The evidence, while circumstantial, was sufficient to justify the jury in believing that the break in the line was caused by the tall slender tree being blown against the wires, as outlined above. Hepp v. Quickel Auto & Supply Co., 37 N. M. 525, 25 P. (2d) 197; Sullivan v. Mountain States Power Co., 139 Or. 282, 9 P.(2d) 1038. It is not claimed that the storm on the day of the accident was unusual. A high degree of care was required of appellant to maintain the wires intact in the park frequented by men, women, and children. The degree of diligence in proper construction of the power line so as to avoid contact with trees in a public park which would result in the parting of the wires, and in the removal of menaces of this sort which was necessary to constitute due care was, partially at least, a question of fact for the jury. Gilbert v. New Mexico Construction Co., 39 N. M. 216, 44 P.(2d) 489. In Runkle v. Southern Pacific Milling Co., 184 Cal. 714, 195 P. 398, 399, 16 A. L. R. 275, it is said: “It is idle to discuss upon appeal to this court the weight of the evidence upon which the judgment rests, and, of course, it is only when the facts of a given case are not in any event or in any view of the case susceptible to the inference of negligence sought to be deduced therefrom that the question of negligence becomes one of law for the sole consideration of the court rather than one of fact for the determination of the jury.”

The next point relied upon for reversal is the defense of contributory negligence. Appellee had tended for two seasons a pump located in the park near the scene of the accident, driven by the current from this power line. He knew.that the line carried a heavy load of electricity. He put on gloves before taking hold of the wire, and there was testimony to the effect that he hesitated, or at first refused to help Lavato put up the wires. Also that he was warned by another workman to let the wires alone. He testified that he .picked up the wire without thinking. Appellant argues that under the facts stated the appellee was guilty of negligence as matter of law. It is a well-recognized rule that one who voluntarily puts himself in contact with a live wire after he has had time to think, knowing it to be charged with a dangerous current, is guilty of contributory negligence. Barnett v.
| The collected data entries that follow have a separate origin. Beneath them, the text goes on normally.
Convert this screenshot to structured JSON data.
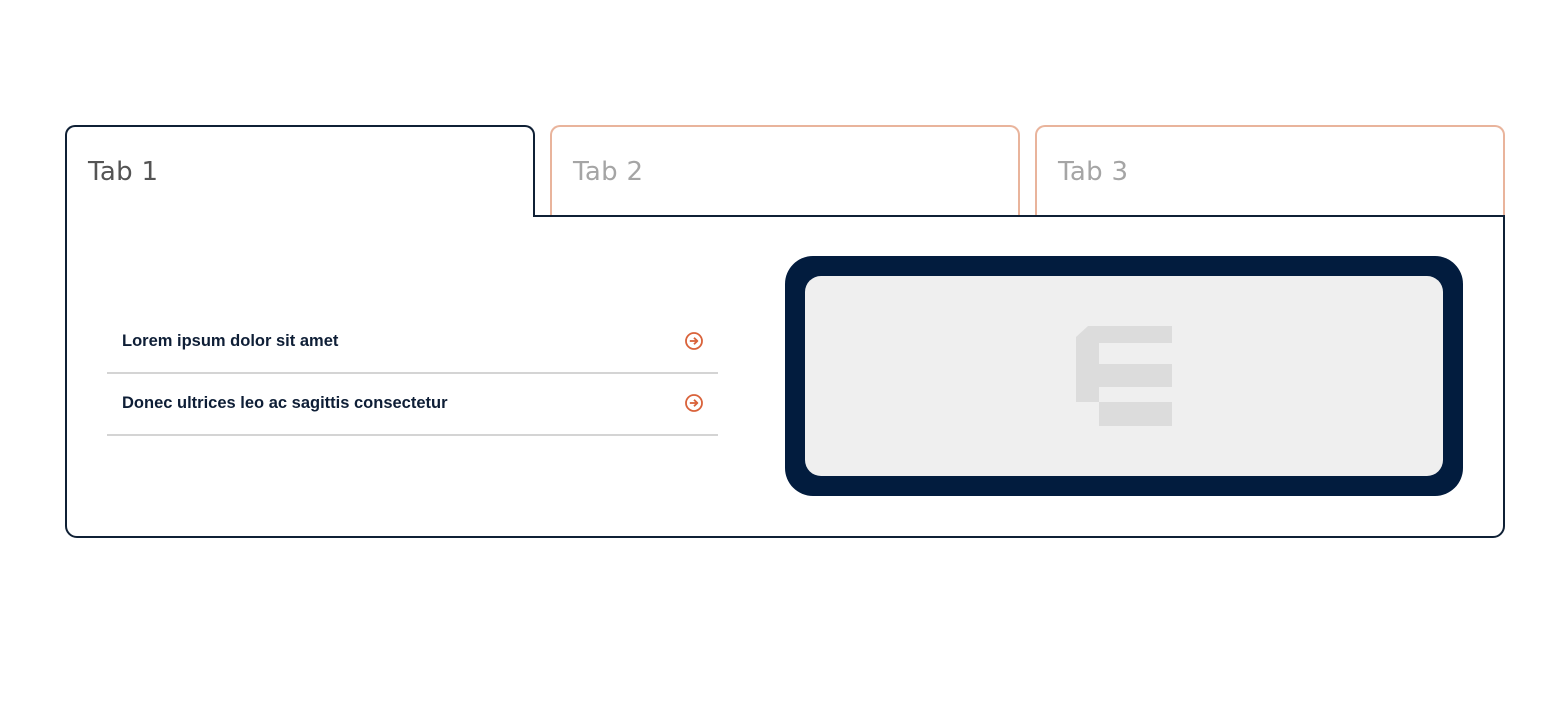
{
  "tabs": [
    {
      "label": "Tab 1",
      "active": true
    },
    {
      "label": "Tab 2",
      "active": false
    },
    {
      "label": "Tab 3",
      "active": false
    }
  ],
  "panel": {
    "links": [
      {
        "text": "Lorem ipsum dolor sit amet",
        "icon": "arrow-circle-right-icon"
      },
      {
        "text": "Donec ultrices leo ac sagittis consectetur",
        "icon": "arrow-circle-right-icon"
      }
    ],
    "image": {
      "icon": "elementor-logo-placeholder-icon"
    }
  },
  "colors": {
    "active_border": "#0f2035",
    "inactive_border": "#e9b49c",
    "accent": "#d9623a",
    "frame": "#021c3e",
    "placeholder_bg": "#efefef",
    "link_text": "#0e1e36"
  }
}
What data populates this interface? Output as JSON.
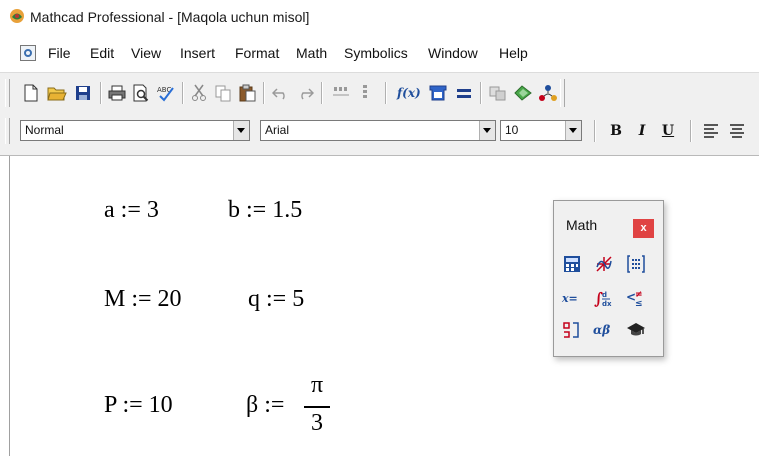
{
  "window": {
    "title": "Mathcad Professional - [Maqola uchun misol]"
  },
  "menu": {
    "items": [
      "File",
      "Edit",
      "View",
      "Insert",
      "Format",
      "Math",
      "Symbolics",
      "Window",
      "Help"
    ]
  },
  "format_toolbar": {
    "style_value": "Normal",
    "font_value": "Arial",
    "size_value": "10",
    "bold_label": "B",
    "italic_label": "I",
    "underline_label": "U"
  },
  "worksheet": {
    "row1": {
      "expr1": "a := 3",
      "expr2": "b := 1.5"
    },
    "row2": {
      "expr1": "M := 20",
      "expr2": "q := 5"
    },
    "row3": {
      "expr1": "P := 10",
      "expr2_lhs": "β :=",
      "numerator": "π",
      "denominator": "3"
    }
  },
  "math_palette": {
    "title": "Math",
    "close_label": "x",
    "buttons": [
      {
        "icon": "calculator-icon",
        "glyph": "▦"
      },
      {
        "icon": "graph-icon",
        "glyph": "⇪"
      },
      {
        "icon": "matrix-icon",
        "glyph": "[⋮]"
      },
      {
        "icon": "evaluation-icon",
        "glyph": "x="
      },
      {
        "icon": "calculus-icon",
        "glyph": "∫"
      },
      {
        "icon": "boolean-icon",
        "glyph": "<≠"
      },
      {
        "icon": "programming-icon",
        "glyph": "ⵇ"
      },
      {
        "icon": "greek-icon",
        "glyph": "αβ"
      },
      {
        "icon": "symbolic-icon",
        "glyph": "◆"
      }
    ]
  },
  "colors": {
    "toolbar_bg": "#f0f0f0",
    "close_button": "#e04343",
    "accent_blue": "#1f4e9c",
    "highlight_red": "#c4001a"
  }
}
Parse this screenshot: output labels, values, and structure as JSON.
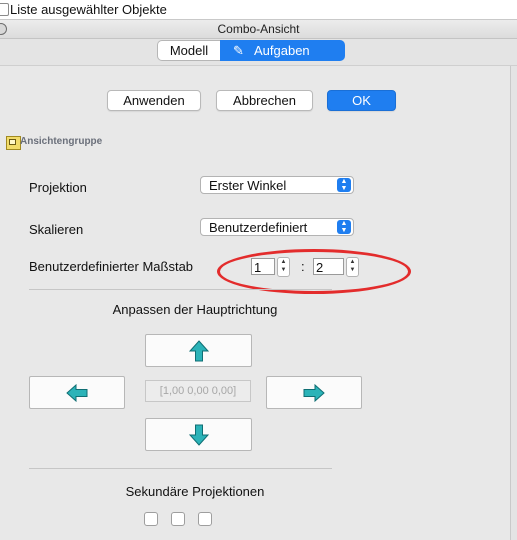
{
  "top_strip": {
    "text": "Liste ausgewählter Objekte"
  },
  "window": {
    "title": "Combo-Ansicht"
  },
  "tabs": [
    {
      "label": "Modell",
      "active": false
    },
    {
      "label": "Aufgaben",
      "active": true,
      "icon": "pencil-icon"
    }
  ],
  "buttons": {
    "apply": "Anwenden",
    "cancel": "Abbrechen",
    "ok": "OK"
  },
  "group": {
    "title": "Ansichtengruppe",
    "icon": "view-group-icon"
  },
  "fields": {
    "projection_label": "Projektion",
    "projection_value": "Erster Winkel",
    "scale_label": "Skalieren",
    "scale_value": "Benutzerdefiniert",
    "custom_scale_label": "Benutzerdefinierter Maßstab",
    "scale_numerator": "1",
    "scale_separator": ":",
    "scale_denominator": "2"
  },
  "direction": {
    "title": "Anpassen der Hauptrichtung",
    "vector": "[1,00 0,00 0,00]"
  },
  "secondary": {
    "title": "Sekundäre Projektionen",
    "checkboxes": [
      false,
      false,
      false
    ]
  },
  "colors": {
    "accent": "#1f7ef0",
    "annotation": "#e32c2c",
    "arrow": "#2bb3b8"
  }
}
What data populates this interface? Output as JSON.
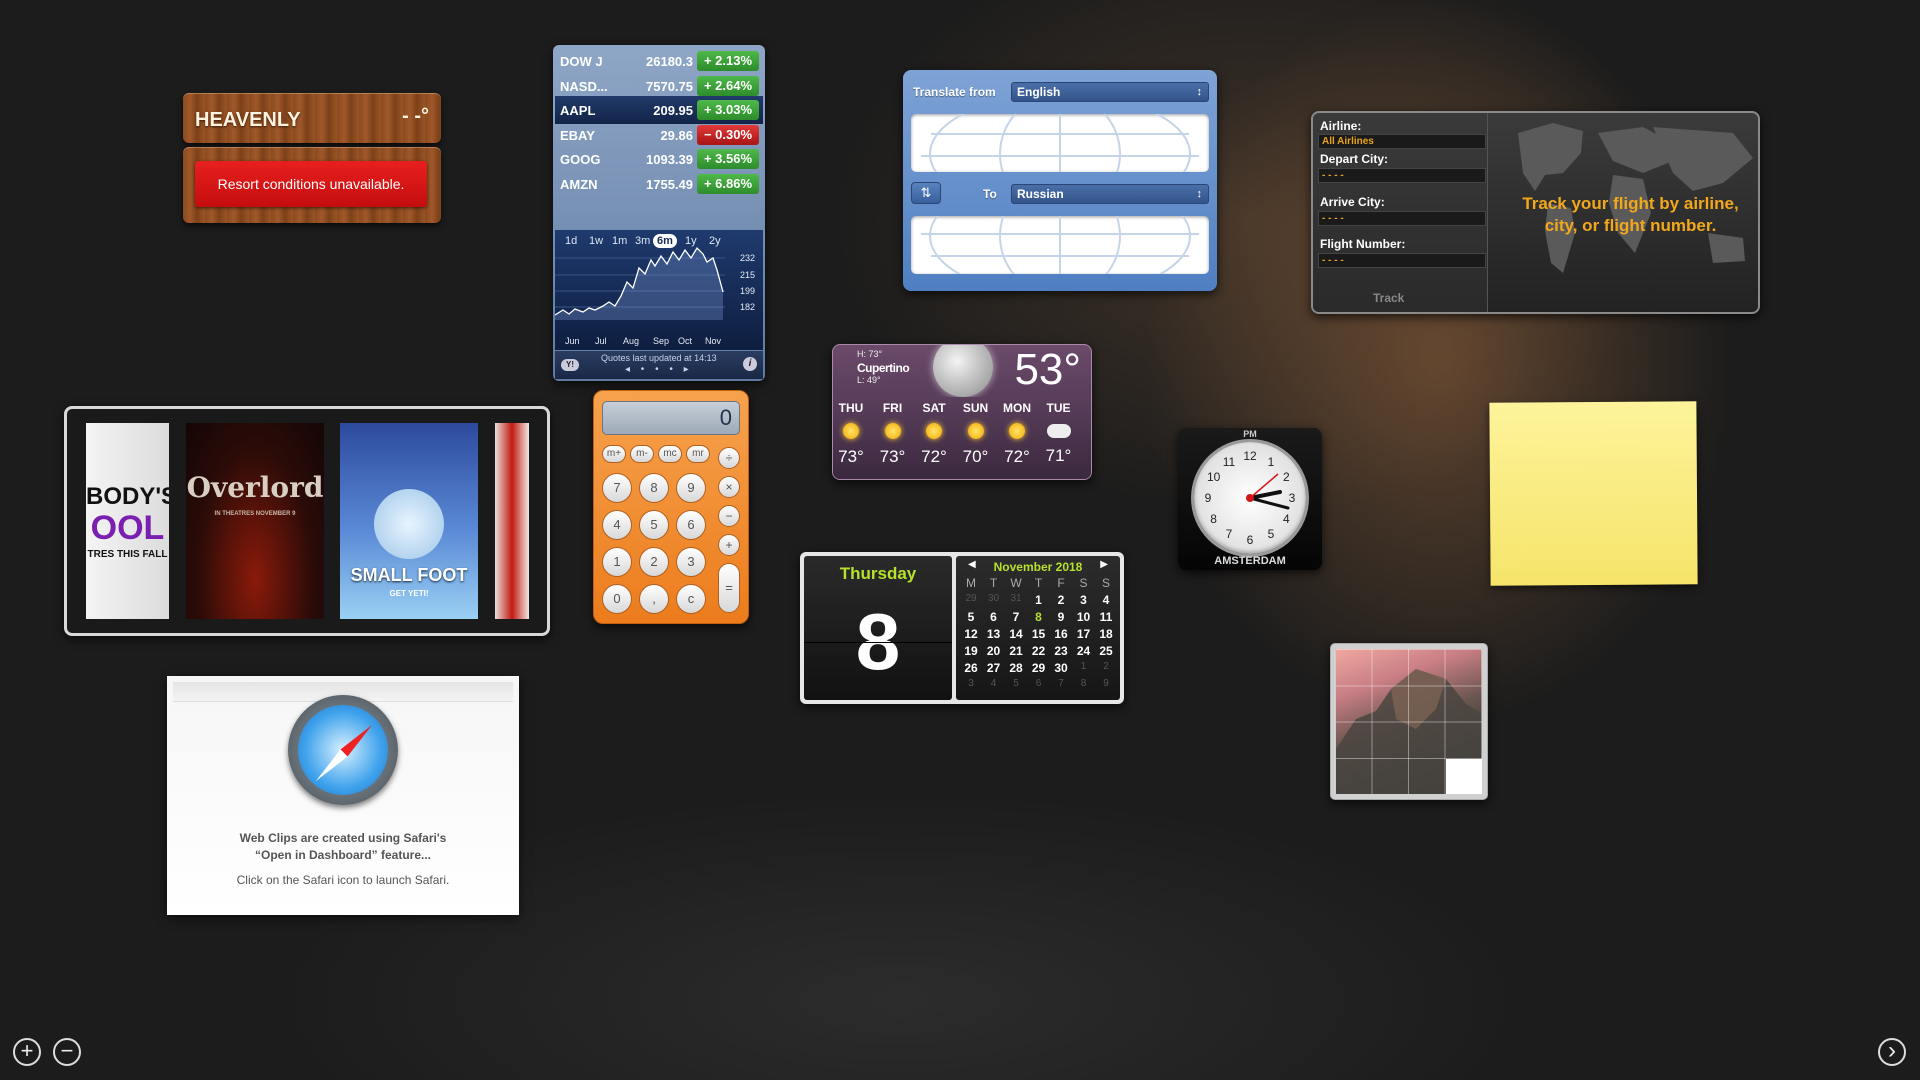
{
  "ski": {
    "name": "HEAVENLY",
    "temp": "- -°",
    "message": "Resort conditions unavailable."
  },
  "stocks": {
    "rows": [
      {
        "symbol": "DOW J",
        "price": "26180.3",
        "change": "+ 2.13%",
        "dir": "up"
      },
      {
        "symbol": "NASD...",
        "price": "7570.75",
        "change": "+ 2.64%",
        "dir": "up"
      },
      {
        "symbol": "AAPL",
        "price": "209.95",
        "change": "+ 3.03%",
        "dir": "up"
      },
      {
        "symbol": "EBAY",
        "price": "29.86",
        "change": "− 0.30%",
        "dir": "down"
      },
      {
        "symbol": "GOOG",
        "price": "1093.39",
        "change": "+ 3.56%",
        "dir": "up"
      },
      {
        "symbol": "AMZN",
        "price": "1755.49",
        "change": "+ 6.86%",
        "dir": "up"
      }
    ],
    "ranges": [
      "1d",
      "1w",
      "1m",
      "3m",
      "6m",
      "1y",
      "2y"
    ],
    "active_range": "6m",
    "y_ticks": [
      "232",
      "215",
      "199",
      "182"
    ],
    "x_ticks": [
      "Jun",
      "Jul",
      "Aug",
      "Sep",
      "Oct",
      "Nov"
    ],
    "updated": "Quotes last updated at 14:13",
    "yahoo_icon": "yahoo-logo-icon",
    "info_icon": "info-icon",
    "colors": {
      "up": "#3aa236",
      "down": "#c82020"
    }
  },
  "translate": {
    "from_label": "Translate from",
    "from_value": "English",
    "to_label": "To",
    "to_value": "Russian",
    "swap_glyph": "⇅"
  },
  "flight": {
    "airline_label": "Airline:",
    "airline_value": "All Airlines",
    "depart_label": "Depart City:",
    "depart_value": "- - - -",
    "arrive_label": "Arrive City:",
    "arrive_value": "- - - -",
    "number_label": "Flight Number:",
    "number_value": "- - - -",
    "track_label": "Track",
    "message_line1": "Track your flight by airline,",
    "message_line2": "city, or flight number.",
    "accent": "#f3a81b"
  },
  "movies": {
    "posters": [
      {
        "line1": "BODY'S",
        "line2": "OOL",
        "line3": "TRES THIS FALL"
      },
      {
        "title": "Overlord",
        "sub": "IN THEATRES NOVEMBER 9"
      },
      {
        "title": "SMALL FOOT",
        "sub": "GET YETI!"
      }
    ]
  },
  "calculator": {
    "display": "0",
    "memory_keys": [
      "m+",
      "m-",
      "mc",
      "mr"
    ],
    "keys": [
      "7",
      "8",
      "9",
      "4",
      "5",
      "6",
      "1",
      "2",
      "3",
      "0",
      ",",
      "c"
    ],
    "ops": [
      "÷",
      "×",
      "−",
      "+"
    ],
    "equals": "="
  },
  "weather": {
    "hi": "H: 73°",
    "lo": "L: 49°",
    "city": "Cupertino",
    "temp": "53°",
    "days": [
      {
        "name": "THU",
        "temp": "73°",
        "icon": "sun-icon"
      },
      {
        "name": "FRI",
        "temp": "73°",
        "icon": "sun-icon"
      },
      {
        "name": "SAT",
        "temp": "72°",
        "icon": "sun-icon"
      },
      {
        "name": "SUN",
        "temp": "70°",
        "icon": "sun-icon"
      },
      {
        "name": "MON",
        "temp": "72°",
        "icon": "sun-icon"
      },
      {
        "name": "TUE",
        "temp": "71°",
        "icon": "cloud-icon"
      }
    ]
  },
  "calendar": {
    "day_name": "Thursday",
    "date": "8",
    "month": "November 2018",
    "headers": [
      "M",
      "T",
      "W",
      "T",
      "F",
      "S",
      "S"
    ],
    "weeks": [
      [
        "29",
        "30",
        "31",
        "1",
        "2",
        "3",
        "4"
      ],
      [
        "5",
        "6",
        "7",
        "8",
        "9",
        "10",
        "11"
      ],
      [
        "12",
        "13",
        "14",
        "15",
        "16",
        "17",
        "18"
      ],
      [
        "19",
        "20",
        "21",
        "22",
        "23",
        "24",
        "25"
      ],
      [
        "26",
        "27",
        "28",
        "29",
        "30",
        "1",
        "2"
      ],
      [
        "3",
        "4",
        "5",
        "6",
        "7",
        "8",
        "9"
      ]
    ],
    "accent": "#b6e22c"
  },
  "clock": {
    "ampm": "PM",
    "city": "AMSTERDAM",
    "numbers": [
      "12",
      "1",
      "2",
      "3",
      "4",
      "5",
      "6",
      "7",
      "8",
      "9",
      "10",
      "11"
    ]
  },
  "webclip": {
    "line1": "Web Clips are created using Safari's",
    "line2": "“Open in Dashboard” feature...",
    "line3": "Click on the Safari icon to launch Safari."
  },
  "controls": {
    "add_glyph": "+",
    "remove_glyph": "−",
    "next_glyph": "›"
  }
}
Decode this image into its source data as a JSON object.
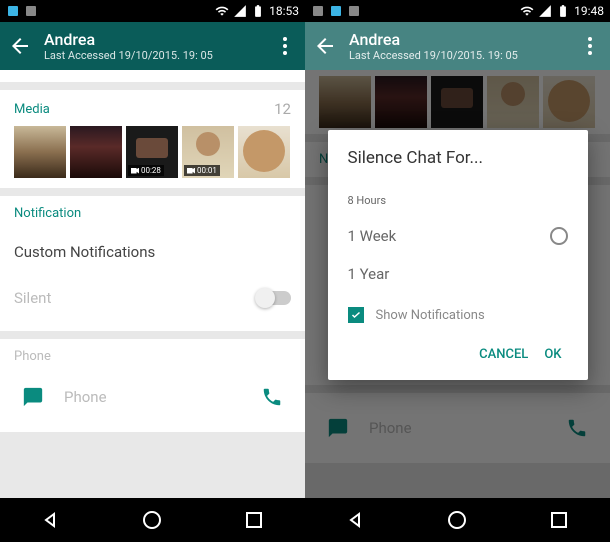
{
  "left": {
    "status": {
      "time": "18:53"
    },
    "header": {
      "name": "Andrea",
      "last_accessed": "Last Accessed 19/10/2015. 19: 05"
    },
    "media": {
      "label": "Media",
      "count": "12",
      "items": [
        {
          "badge": ""
        },
        {
          "badge": ""
        },
        {
          "badge": "00:28"
        },
        {
          "badge": "00:01"
        },
        {
          "badge": ""
        }
      ]
    },
    "notification": {
      "header": "Notification",
      "custom": "Custom Notifications",
      "silent": "Silent"
    },
    "phone": {
      "header": "Phone",
      "label": "Phone"
    }
  },
  "right": {
    "status": {
      "time": "19:48"
    },
    "header": {
      "name": "Andrea",
      "last_accessed": "Last Accessed 19/10/2015. 19: 05"
    },
    "bg": {
      "notifiche": "Notifiche",
      "phone_label": "Phone"
    },
    "dialog": {
      "title": "Silence Chat For...",
      "options": [
        {
          "label": "8 Hours"
        },
        {
          "label": "1 Week"
        },
        {
          "label": "1 Year"
        }
      ],
      "show_notifications": "Show Notifications",
      "cancel": "CANCEL",
      "ok": "OK"
    }
  },
  "colors": {
    "teal": "#0a8b7f",
    "header": "#0a5c59"
  }
}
Des Moines Electric Co. (C. C. A.) 10 F.(2d) 111, where a review of the cases by Judge Phillips will be found.

But the testimony of appellee that he had been informed that the current had been turned off puts a different aspect on the question. This court is unable to say that the appellee was so palpably negligent that reasonable minds could not differ one from the other on the question as to whether he acted as a reasonably prudent man would have acted under the same circumstances. We recently said: “Where reasonable men may fairly differ upon the question as to whether there was contributory negligence or not, the determination of the fact is for the jury.” Russell v. Davis, 38 N. M. 533, 37 P.(2d) 536, 539.

Over objection that it was hearsay, the appellee was permitted to testify that Lavato had stated to him that the current had been turned off. This testimony falls in one of the well-recognized exceptions to the hearsay rule. 22 C. J. 284. Professor Wigmore says: “Wherever an utterance is offered to evidence the state of mind which ensued in another person in consequence of the utterance, it is obvious that no assertive or testimonial use is sought to be made of it, and the utteranee is therefore admissible, so far as the Hearsay rule is concerned.” Wigmore on Evidence (2d Ed.) § 1789.